David, however, makes five, and it starts to rain blood like something out of Revelations. Mia is attacked by ‘The Abomination’, who, in reality, just looks like a sickly demonic version of herself. Mia is out of new ideas, so she falls back on the classic material and severs ‘Demon-Mia’s legs with a chainsaw. It hits back, flipping David’s jeep over, pinning her left arm.
It’s a stressful, high-pressure situation, and she grabs a chainsaw, cutting off her left hand to free herself and cutting the Abomination’s head in two. The rain abates, and completely exhausted, Mia limps off in search of help, as we see the Naturom Demonto intact and closing itself.
Summery
On the whole, I’d say Evil Dead 2013 is a better movie, but I prefer Evil Dead 1981. It was dumb, and the production seemed to be under some kind of a pharaoh’s curse, but it had heart damnit! And some of the things that were done in ED81 because of budget restrictions actually made the film better. The plot of ED81 is basically the default layout when you choose to ‘Write a horror movie’ with your screenwriting software, but at the time, it wasn’t as hammy.
I saw ED81 when I was W-a-y too young, and I’m not going to lie, the bit where Deadite Linda is possessed and tries to stab Ash with those creepy dead eyes… yeah, I needed the light on for a while. The practical effects in ED81 were good not only despite the limited budget, but I honestly don’t think that even if it had a budget of millions, they could have made it look any better.

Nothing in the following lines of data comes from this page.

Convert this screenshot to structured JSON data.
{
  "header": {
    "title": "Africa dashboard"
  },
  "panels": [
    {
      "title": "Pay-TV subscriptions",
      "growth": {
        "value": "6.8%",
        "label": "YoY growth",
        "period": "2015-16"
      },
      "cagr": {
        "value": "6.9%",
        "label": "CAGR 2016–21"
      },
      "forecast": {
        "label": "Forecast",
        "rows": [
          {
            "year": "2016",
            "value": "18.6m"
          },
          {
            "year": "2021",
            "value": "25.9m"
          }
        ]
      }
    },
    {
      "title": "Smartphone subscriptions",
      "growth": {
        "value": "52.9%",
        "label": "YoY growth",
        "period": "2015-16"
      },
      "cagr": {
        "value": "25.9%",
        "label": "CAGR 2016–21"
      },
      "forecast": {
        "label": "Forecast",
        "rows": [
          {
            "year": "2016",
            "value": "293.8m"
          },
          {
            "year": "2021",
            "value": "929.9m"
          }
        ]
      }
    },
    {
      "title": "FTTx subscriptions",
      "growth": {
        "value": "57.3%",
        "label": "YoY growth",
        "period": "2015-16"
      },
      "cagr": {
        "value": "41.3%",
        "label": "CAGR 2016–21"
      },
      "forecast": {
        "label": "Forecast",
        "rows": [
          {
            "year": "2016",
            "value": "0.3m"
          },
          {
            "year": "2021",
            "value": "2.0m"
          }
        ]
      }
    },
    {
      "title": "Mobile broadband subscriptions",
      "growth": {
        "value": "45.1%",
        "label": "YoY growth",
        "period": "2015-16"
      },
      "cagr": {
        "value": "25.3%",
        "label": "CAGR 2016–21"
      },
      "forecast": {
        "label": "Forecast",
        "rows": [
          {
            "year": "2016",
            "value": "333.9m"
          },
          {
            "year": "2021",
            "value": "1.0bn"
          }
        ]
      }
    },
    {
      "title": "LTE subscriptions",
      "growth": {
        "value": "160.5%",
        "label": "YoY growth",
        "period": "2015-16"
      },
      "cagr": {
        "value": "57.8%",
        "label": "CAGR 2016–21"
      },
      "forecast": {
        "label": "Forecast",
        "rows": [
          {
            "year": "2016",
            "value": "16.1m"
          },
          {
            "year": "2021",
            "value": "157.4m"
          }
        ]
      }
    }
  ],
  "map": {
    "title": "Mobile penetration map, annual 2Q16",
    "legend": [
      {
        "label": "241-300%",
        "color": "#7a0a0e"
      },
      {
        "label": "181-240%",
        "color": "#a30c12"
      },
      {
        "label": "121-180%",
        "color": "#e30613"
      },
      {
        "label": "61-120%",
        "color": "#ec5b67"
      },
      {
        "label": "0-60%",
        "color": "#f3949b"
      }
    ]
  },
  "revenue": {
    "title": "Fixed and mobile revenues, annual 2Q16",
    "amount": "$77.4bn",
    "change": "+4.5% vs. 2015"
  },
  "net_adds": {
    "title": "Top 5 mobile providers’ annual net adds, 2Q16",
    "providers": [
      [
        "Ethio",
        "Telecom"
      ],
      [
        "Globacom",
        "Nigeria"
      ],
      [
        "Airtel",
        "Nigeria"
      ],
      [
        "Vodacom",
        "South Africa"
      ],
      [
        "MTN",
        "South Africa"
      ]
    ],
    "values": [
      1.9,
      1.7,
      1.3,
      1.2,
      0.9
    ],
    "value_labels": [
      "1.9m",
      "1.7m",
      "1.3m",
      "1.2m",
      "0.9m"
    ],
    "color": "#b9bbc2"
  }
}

The effects in ED2013 are stomach churning, but that’s part of the problem; anybody can fill a Super Soaker with fake blood and go to town, but I winced far harder at scenes from the original than I did at the more grounded 2013 version. It looked slicker, yes, but not better.
The 2013 version achieves the impossible; it pays credit to the original with a few nudges and winks, it actually makes the formula make sense, there is a bloody good reason for them to be so isolated, Mia is out there to get clean, rather than just ‘we’re here so a horror movie can happen’.
The Evil Dead is one of the best-made horror films I have seen, and the original is one of the formative movies I remember from my childhood, thinking, ‘This is how a film should be!’
I’m really, really looking forward to Evil Dead Rise in April, although there is no way it will live up to the expectations of its fan base (among whom I proudly count myself), but even a bad Evil Dead is better than a good Creepy-smiling-demon movie.